Situated on the 9thfloor of the Jumeirah Carlton Tower, it boasts super views of the capital – with the London eye spinning to the left and Battersea Power Station reminding us of our roots on the right. Less of a destination spa and more of a swanky local health club, it’s ideal when you are trying to masquerade as a local! Surrounded by designer boutiques, the club is full of perfectly preened Sloane Rangers, limbering up in the latest yoga getup and theatrically air kissing before a spot of panoramic brunching. I was road-testing the exclusive new ‘Jumeirah X Pevonia’; a top-to-toe treatment created in partnership with Pevonia – the natural skincare brand which counts Angelina Jolie and Cameron Diaz as fans.
Having selected my chosen scent (jasmine and lavender), it kicked off with a full body scrub and a short but sweet moisturising massage. A through ‘mini’ facial followed, with a hydrating face mask providing just enough time for a relaxing hand massage -which I enjoyed whilst staring at the room’s dreamy star-effect lighting. 75-minutes later, I exited the paparazzi-strewn hotel, with skin that hasn’t felt that smooth since my twenties – now that’s a result.

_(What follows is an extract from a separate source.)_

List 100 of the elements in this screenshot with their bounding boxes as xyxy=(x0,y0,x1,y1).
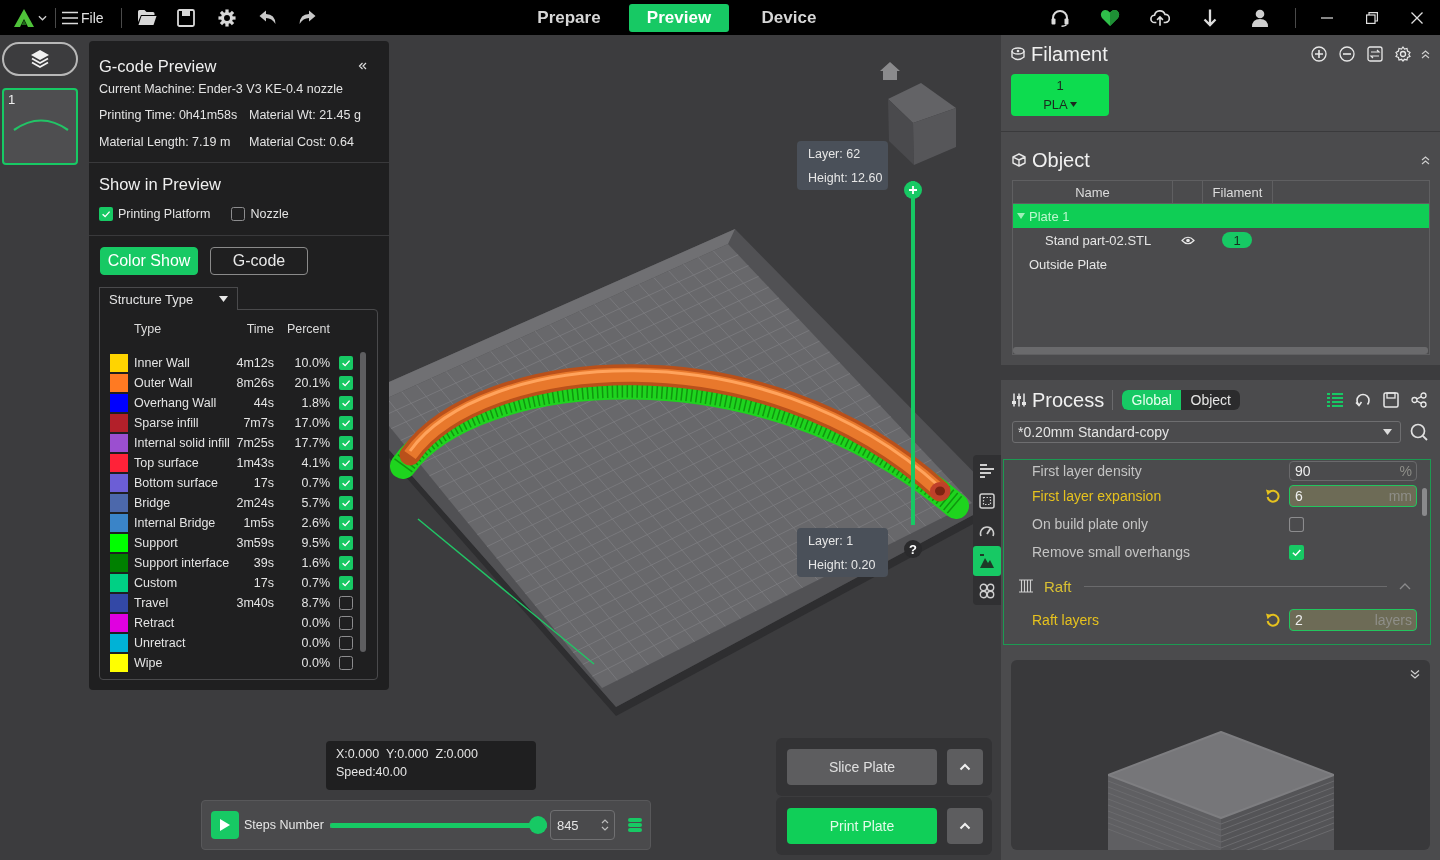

After an enjoyable lunch at Gallery Mess, sipping a cheeky daytime champers whilst staring at a woman on all fours, farting neon stars (thanks, Ms Emin – sorry, Mrs – I forgot that she married a French rock), Annika and I reclined to our Knightsbridge digs – we had never been so eager to leave Kings Road before! Having made ourselves at home, with long leisurely baths and an excitable bounce on the ridiculously buoyant beds, we donned our glad rags and grabbed an uber to The Baglioni, for dinner (well, the Bentley was busy that night).
With an iconic location overlooking Hyde Park, The Baglioni is quintessentially Italian, boasting a contemporary baroque interior, with elaborate Murano glass chandeliers and lashings of gold. Facing Kensington Gardens, Brunello Bar & Restaurant is just as embellished. Upon entering it feels like a decidedly showy affair – in fact, we were briefly greeted by a live pianist (some sort of local salute, perhaps). While Annika opted for a burly burrata starter, I ordered the tartar of Norwegian salmon and tuna, after eyeing it up on a neighbouring diner’s plate. Beautifully presented with a celery and fennel vinaigrette and decorated with edible flowers, it certainly looked the part. The fish was perfectly fresh and satisfyingly tender – although, if I am being pedantic, a little extra acidity would have cut through the dish nicely.
With the menu inspired by Milanese trattorias of the 50s, our main course was an easy call: veal Milanese. Often referred to as ‘elephant’s ear’, the enormous breaded veal dominated the plate and had a pleasingly crispy edge, which we both devoured. Nowadays, this popular dish is often served boneless, but staying true to tradition, ours came on the bone – a nice touch. Despite my jeans tugging at the seams, I couldn’t leave without trying the tiramisu – it was superb.